This is where eGPUs shine relative to their bandwidth limitations. When running inference with tools like OLLAMA, the workflow is:

  1. Model loading: The model weights are transferred from system RAM (or disk) to GPU VRAM over the cable. For a 7B-parameter model in 4-bit quantization (~4 GB), this takes roughly 1.5 seconds over Thunderbolt 3 (at 2.75 GB/s) — a one-time cost.

  2. Inference: Once the model is in VRAM, inference is compute-bound, not bandwidth-bound. The GPU performs matrix multiplications entirely within its own VRAM and compute cores. Only small prompt tokens flow in and generated tokens flow out — kilobytes, not gigabytes. The cable bandwidth is largely irrelevant during this phase.

Result: A Thunderbolt 3 eGPU running an LLM (Large Language Model) through Ollama will produce nearly the same tokens per second as the same GPU installed natively. The 15—25% eGPU penalty that affects gaming barely registers for inference workloads.

Gaming

Gaming is more bandwidth-sensitive than inference. The CPU continuously streams draw calls, texture data, and geometry to the GPU, and the GPU sends rendered frames back (if using the laptop screen). The PCIe bus is under sustained load, making the 15—25% Thunderbolt penalty clearly visible in frame rates and frame times. OCuLink’s ~5% penalty makes it a much better fit for gaming.

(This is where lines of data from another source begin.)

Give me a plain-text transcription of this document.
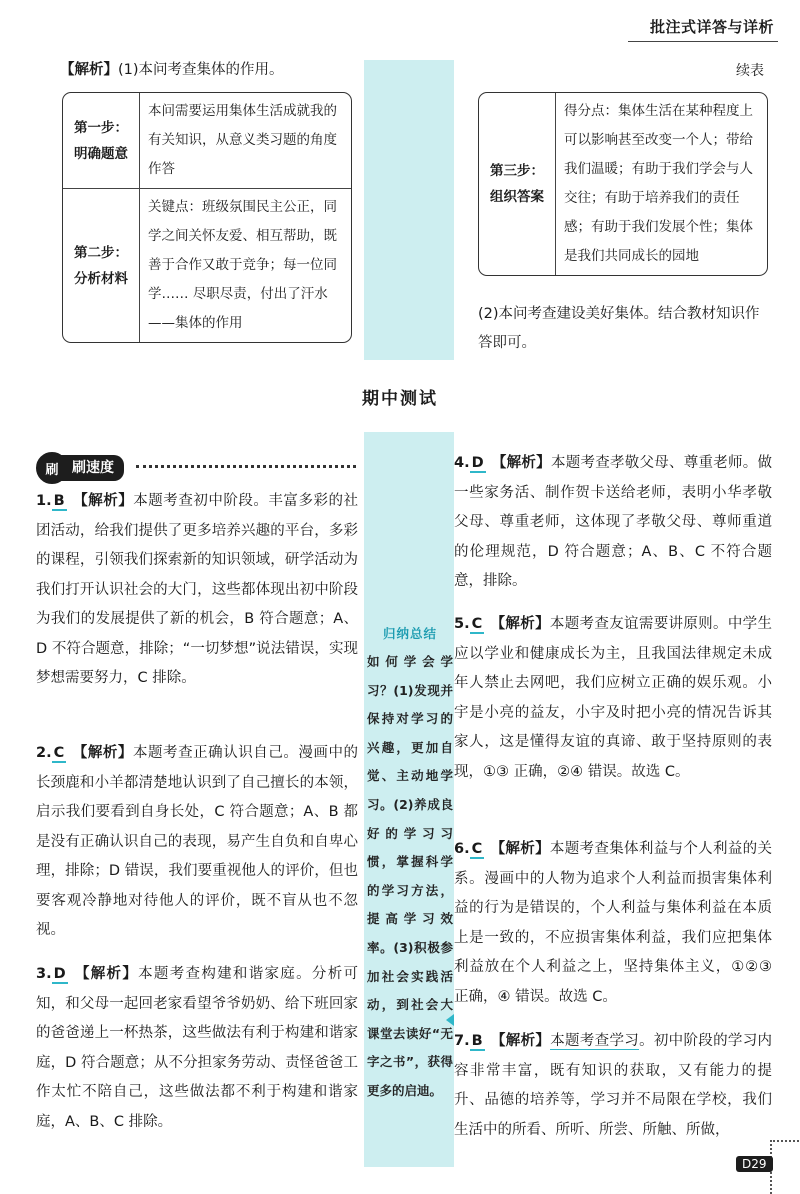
批注式详答与详析
续表
【解析】(1)本问考查集体的作用。
第一步：
明确题意	本问需要运用集体生活成就我的有关知识，从意义类习题的角度作答
第二步：
分析材料	关键点：班级氛围民主公正，同学之间关怀友爱、相互帮助，既善于合作又敢于竞争；每一位同学…… 尽职尽责，付出了汗水——集体的作用
第三步：
组织答案	得分点：集体生活在某种程度上可以影响甚至改变一个人；带给我们温暖；有助于我们学会与人交往；有助于培养我们的责任感；有助于我们发展个性；集体是我们共同成长的园地
(2)本问考查建设美好集体。结合教材知识作答即可。
期中测试
刷 刷速度
1. B 【解析】本题考查初中阶段。丰富多彩的社团活动，给我们提供了更多培养兴趣的平台，多彩的课程，引领我们探索新的知识领域，研学活动为我们打开认识社会的大门，这些都体现出初中阶段为我们的发展提供了新的机会，B 符合题意；A、D 不符合题意，排除；“一切梦想”说法错误，实现梦想需要努力，C 排除。
2. C 【解析】本题考查正确认识自己。漫画中的长颈鹿和小羊都清楚地认识到了自己擅长的本领，启示我们要看到自身长处，C 符合题意；A、B 都是没有正确认识自己的表现，易产生自负和自卑心理，排除；D 错误，我们要重视他人的评价，但也要客观冷静地对待他人的评价，既不盲从也不忽视。
3. D 【解析】本题考查构建和谐家庭。分析可知，和父母一起回老家看望爷爷奶奶、给下班回家的爸爸递上一杯热茶，这些做法有利于构建和谐家庭，D 符合题意；从不分担家务劳动、责怪爸爸工作太忙不陪自己，这些做法都不利于构建和谐家庭，A、B、C 排除。
归纳总结
如何学会学习？(1)发现并保持对学习的兴趣，更加自觉、主动地学习。(2)养成良好的学习习惯，掌握科学的学习方法，提高学习效率。(3)积极参加社会实践活动，到社会大课堂去读好“无字之书”，获得更多的启迪。
4. D 【解析】本题考查孝敬父母、尊重老师。做一些家务活、制作贺卡送给老师，表明小华孝敬父母、尊重老师，这体现了孝敬父母、尊师重道的伦理规范，D 符合题意；A、B、C 不符合题意，排除。
5. C 【解析】本题考查友谊需要讲原则。中学生应以学业和健康成长为主，且我国法律规定未成年人禁止去网吧，我们应树立正确的娱乐观。小宇是小亮的益友，小宇及时把小亮的情况告诉其家人，这是懂得友谊的真谛、敢于坚持原则的表现，①③ 正确，②④ 错误。故选 C。
6. C 【解析】本题考查集体利益与个人利益的关系。漫画中的人物为追求个人利益而损害集体利益的行为是错误的，个人利益与集体利益在本质上是一致的，不应损害集体利益，我们应把集体利益放在个人利益之上，坚持集体主义，①②③ 正确，④ 错误。故选 C。
7. B 【解析】本题考查学习。初中阶段的学习内容非常丰富，既有知识的获取，又有能力的提升、品德的培养等，学习并不局限在学校，我们生活中的所看、所听、所尝、所触、所做，
D29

Video Editing and 3D Rendering

These workloads fall between inference and gaming. Timeline scrubbing and real-time preview in video editors stress the bus, but final renders are GPU-compute-bound (similar to inference). Most users report acceptable performance over Thunderbolt 3/4 for editing, with OCuLink or Thunderbolt 5 providing a smoother experience for scrubbing 4K+ timelines.

Limitations

  • Hot-plug support: macOS has the best eGPU hot-plug support (Apple promoted Thunderbolt eGPUs from 2018 onward). Linux supports hot-plug through the PCIe hotplug subsystem but driver reloading can be unreliable depending on the GPU vendor. Windows historically has the worst hot-plug support — disconnecting an eGPU without safely ejecting can cause a BSOD (Blue Screen of Death).

  • Driver compatibility: Not all GPUs work in all enclosures. Some eGPU enclosures use a PCIe bridge chip that can cause compatibility issues. NVIDIA drivers on macOS are unsupported entirely (Apple dropped NVIDIA support after macOS Mojave). On Linux, the nvidia proprietary driver and nouveau open-source driver both support eGPUs, but power management (runtime suspend/resume) remains fragile.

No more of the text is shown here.